Keystone Crossroads: A 1940s documentary about housing and poverty in Philadelphia, and progress since then

The 1941 Academy Awards were notable for several reasons.

“Citizen Kane” failed to win Best Picture, which instead went to “How Green Was My Valley.” There was great anticipation from the public in the Best Actress race, between legendary feuding sisters Joan Fontaine in Alfred Hitchcock’s “Suspicion” and Olivia de Havilland in “Hold Back the Dawn.”  Fontaine’s victory was the only time an actress won for a performance in an Alfred Hitchcock film.

And it was the first year that there was a documentary film category.

One nominee for a gold-plated Oscar was a short documentary shot in Philadelphia, called “A Place to Live.” It is the story of inner city life in Philadelphia, urban renewal and a boy living with his family in a squalid one-room apartment in a rat-infested slum neighborhood.

Watch “A Place To Live”

The Philadelphia Housing Association

“A Place to Live” is based on a survey done by a now-defunct nonprofit, the Philadelphia Housing Association. The Association was formed in 1909, when open sewers lined the streets and homes and churches shared city blocks with stables, pigsties and slaughterhouses. The group vowed to work to improve the housing conditions in Philadelphia by doing studies of the conditions that affected tenants, and advocating for adequate housing laws and enforcement.

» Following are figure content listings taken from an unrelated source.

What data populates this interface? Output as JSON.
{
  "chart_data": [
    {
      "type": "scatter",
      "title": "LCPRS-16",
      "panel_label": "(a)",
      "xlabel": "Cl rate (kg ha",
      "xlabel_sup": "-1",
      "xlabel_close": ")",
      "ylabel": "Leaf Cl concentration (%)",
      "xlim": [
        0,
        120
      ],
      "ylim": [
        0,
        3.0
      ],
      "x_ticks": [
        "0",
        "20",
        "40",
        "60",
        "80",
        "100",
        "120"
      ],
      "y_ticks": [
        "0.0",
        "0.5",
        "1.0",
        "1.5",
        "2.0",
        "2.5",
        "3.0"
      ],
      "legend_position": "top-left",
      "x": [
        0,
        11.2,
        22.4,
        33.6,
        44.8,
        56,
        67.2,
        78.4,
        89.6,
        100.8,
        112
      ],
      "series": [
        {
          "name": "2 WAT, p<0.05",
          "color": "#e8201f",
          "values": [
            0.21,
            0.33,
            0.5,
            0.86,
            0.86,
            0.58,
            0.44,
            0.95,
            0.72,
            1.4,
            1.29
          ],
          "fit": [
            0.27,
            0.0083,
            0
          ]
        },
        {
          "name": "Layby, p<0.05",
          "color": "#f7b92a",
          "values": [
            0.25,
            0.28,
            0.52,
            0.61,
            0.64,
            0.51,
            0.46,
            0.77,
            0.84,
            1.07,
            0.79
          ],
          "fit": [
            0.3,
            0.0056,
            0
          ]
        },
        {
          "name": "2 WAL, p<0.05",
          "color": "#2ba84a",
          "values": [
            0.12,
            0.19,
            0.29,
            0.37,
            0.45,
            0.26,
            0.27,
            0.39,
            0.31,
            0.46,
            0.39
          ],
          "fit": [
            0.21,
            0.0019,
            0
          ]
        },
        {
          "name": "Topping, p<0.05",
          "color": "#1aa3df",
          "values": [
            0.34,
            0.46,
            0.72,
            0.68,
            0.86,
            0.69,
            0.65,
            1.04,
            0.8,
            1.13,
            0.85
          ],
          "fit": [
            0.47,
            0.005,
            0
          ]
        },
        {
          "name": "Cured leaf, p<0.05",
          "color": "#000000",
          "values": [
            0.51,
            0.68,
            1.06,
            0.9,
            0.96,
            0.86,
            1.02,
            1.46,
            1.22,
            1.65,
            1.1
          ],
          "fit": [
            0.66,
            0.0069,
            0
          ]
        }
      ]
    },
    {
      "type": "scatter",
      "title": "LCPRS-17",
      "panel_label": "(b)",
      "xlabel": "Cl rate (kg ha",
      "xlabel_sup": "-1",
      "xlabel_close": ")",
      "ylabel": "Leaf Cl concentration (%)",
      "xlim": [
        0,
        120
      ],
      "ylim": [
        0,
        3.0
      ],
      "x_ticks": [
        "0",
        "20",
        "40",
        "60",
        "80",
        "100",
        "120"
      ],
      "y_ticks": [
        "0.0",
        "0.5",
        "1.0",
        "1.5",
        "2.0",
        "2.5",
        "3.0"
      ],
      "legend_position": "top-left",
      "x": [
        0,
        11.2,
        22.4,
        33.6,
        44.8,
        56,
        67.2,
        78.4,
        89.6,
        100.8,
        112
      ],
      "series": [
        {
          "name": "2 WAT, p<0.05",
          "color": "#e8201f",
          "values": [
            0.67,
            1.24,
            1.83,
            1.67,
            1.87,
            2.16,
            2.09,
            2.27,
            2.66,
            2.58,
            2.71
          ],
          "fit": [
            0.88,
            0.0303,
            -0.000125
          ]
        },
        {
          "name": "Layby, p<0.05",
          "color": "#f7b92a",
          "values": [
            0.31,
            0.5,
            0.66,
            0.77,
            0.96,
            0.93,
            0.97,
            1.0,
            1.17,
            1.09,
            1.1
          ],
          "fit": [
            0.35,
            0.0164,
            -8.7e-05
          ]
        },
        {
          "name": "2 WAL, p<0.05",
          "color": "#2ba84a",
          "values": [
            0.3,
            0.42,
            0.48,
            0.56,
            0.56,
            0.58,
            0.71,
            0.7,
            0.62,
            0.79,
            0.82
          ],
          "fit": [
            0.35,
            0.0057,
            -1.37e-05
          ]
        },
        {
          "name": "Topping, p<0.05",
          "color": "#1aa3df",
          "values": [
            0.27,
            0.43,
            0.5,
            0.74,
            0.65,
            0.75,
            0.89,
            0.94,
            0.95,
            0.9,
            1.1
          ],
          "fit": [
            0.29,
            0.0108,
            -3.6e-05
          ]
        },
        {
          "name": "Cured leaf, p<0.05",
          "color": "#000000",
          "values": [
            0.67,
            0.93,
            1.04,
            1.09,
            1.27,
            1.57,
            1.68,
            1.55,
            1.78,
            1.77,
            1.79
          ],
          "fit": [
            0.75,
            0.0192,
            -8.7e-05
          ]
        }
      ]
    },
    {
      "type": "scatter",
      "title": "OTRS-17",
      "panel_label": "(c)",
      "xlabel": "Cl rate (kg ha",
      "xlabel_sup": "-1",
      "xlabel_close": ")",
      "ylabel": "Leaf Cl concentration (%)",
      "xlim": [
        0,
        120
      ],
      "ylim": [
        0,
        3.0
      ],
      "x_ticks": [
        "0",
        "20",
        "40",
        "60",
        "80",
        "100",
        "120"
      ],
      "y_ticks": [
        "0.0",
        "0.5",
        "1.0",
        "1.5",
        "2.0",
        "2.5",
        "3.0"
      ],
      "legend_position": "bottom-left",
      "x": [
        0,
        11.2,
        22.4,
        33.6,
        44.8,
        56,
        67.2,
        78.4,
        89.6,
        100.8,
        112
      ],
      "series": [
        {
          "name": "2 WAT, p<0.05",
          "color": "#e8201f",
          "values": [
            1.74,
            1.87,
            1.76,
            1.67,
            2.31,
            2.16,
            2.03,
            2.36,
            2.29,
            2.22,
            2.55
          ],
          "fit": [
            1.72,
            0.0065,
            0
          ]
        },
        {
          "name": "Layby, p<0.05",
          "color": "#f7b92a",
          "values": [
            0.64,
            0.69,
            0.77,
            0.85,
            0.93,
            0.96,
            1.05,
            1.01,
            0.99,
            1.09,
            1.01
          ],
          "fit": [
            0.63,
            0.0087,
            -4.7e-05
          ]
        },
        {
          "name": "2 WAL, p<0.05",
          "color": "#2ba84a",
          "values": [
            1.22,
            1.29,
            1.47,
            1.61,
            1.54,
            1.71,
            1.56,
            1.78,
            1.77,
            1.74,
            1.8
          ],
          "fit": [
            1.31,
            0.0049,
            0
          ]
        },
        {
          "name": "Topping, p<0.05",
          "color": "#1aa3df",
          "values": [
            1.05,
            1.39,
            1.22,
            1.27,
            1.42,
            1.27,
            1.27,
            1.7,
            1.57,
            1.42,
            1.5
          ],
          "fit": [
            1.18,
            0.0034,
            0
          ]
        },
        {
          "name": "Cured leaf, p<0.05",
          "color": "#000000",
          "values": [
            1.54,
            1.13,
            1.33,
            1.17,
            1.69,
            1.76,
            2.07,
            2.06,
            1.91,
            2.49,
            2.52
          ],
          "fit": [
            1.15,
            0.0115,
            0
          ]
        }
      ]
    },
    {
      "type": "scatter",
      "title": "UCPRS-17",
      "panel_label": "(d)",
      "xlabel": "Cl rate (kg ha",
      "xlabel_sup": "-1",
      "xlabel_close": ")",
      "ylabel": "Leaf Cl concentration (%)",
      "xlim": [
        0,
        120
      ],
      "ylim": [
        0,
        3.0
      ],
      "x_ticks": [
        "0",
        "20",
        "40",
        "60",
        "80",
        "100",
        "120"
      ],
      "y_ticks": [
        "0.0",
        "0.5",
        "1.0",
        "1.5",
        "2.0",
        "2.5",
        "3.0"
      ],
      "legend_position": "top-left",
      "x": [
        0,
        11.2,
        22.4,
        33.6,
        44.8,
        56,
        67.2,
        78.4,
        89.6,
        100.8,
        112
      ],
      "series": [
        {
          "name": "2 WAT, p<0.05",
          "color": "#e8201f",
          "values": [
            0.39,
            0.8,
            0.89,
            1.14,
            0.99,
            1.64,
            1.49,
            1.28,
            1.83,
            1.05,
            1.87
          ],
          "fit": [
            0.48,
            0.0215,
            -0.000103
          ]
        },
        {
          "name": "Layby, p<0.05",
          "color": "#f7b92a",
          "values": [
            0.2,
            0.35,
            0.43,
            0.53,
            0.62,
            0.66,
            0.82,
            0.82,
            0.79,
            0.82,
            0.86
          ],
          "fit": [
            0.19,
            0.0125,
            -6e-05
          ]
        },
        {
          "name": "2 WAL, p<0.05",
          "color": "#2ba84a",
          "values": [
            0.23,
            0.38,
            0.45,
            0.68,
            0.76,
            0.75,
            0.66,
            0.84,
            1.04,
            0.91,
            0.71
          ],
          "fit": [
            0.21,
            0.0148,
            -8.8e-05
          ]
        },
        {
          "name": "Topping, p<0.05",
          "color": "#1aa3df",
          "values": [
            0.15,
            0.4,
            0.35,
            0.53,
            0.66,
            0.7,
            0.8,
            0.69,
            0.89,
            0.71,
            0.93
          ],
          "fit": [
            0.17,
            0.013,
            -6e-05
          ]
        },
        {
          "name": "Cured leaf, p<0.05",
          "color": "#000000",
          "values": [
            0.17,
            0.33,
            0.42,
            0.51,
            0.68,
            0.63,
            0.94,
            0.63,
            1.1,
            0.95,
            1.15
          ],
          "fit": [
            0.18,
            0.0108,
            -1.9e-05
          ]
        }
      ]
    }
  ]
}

Some of their campaigns led to an ordinance to limit areas for raising pigs and a program for citywide underground sewers in built-up areas. The group fought to establish a minimum sanitary standard and to adopt the Housing Code of 1915 by the state legislature. When local industry expanded during World War I and accommodations for workers became an issue, the group protested temporary houses and argued for permanent solutions. With population growth came overcrowding and the need for housing for people struggling to make ends meet. The importance of conserving new and existing neighborhoods led to the adoption of Philadelphia’s first zoning ordinance in 1933.

Through the Depression the group continued to argue for reforms, and in 1937 Philadelphia followed both state and federal legislation by enacting a public housing program.

“A Place to Live”

The movie opens with the question, “What do they imagine they can make out of this?” with a scene of neighbors hanging out and cleaning their North Philadelphia street, then a montage of iconic shots of monuments and City Hall. A series of sweeping views from on high follows as the narrator describes Philadelphia as “thousands of houses surrounding an island where the towers stand together. An ocean of rooftops under which millions of people live and work.”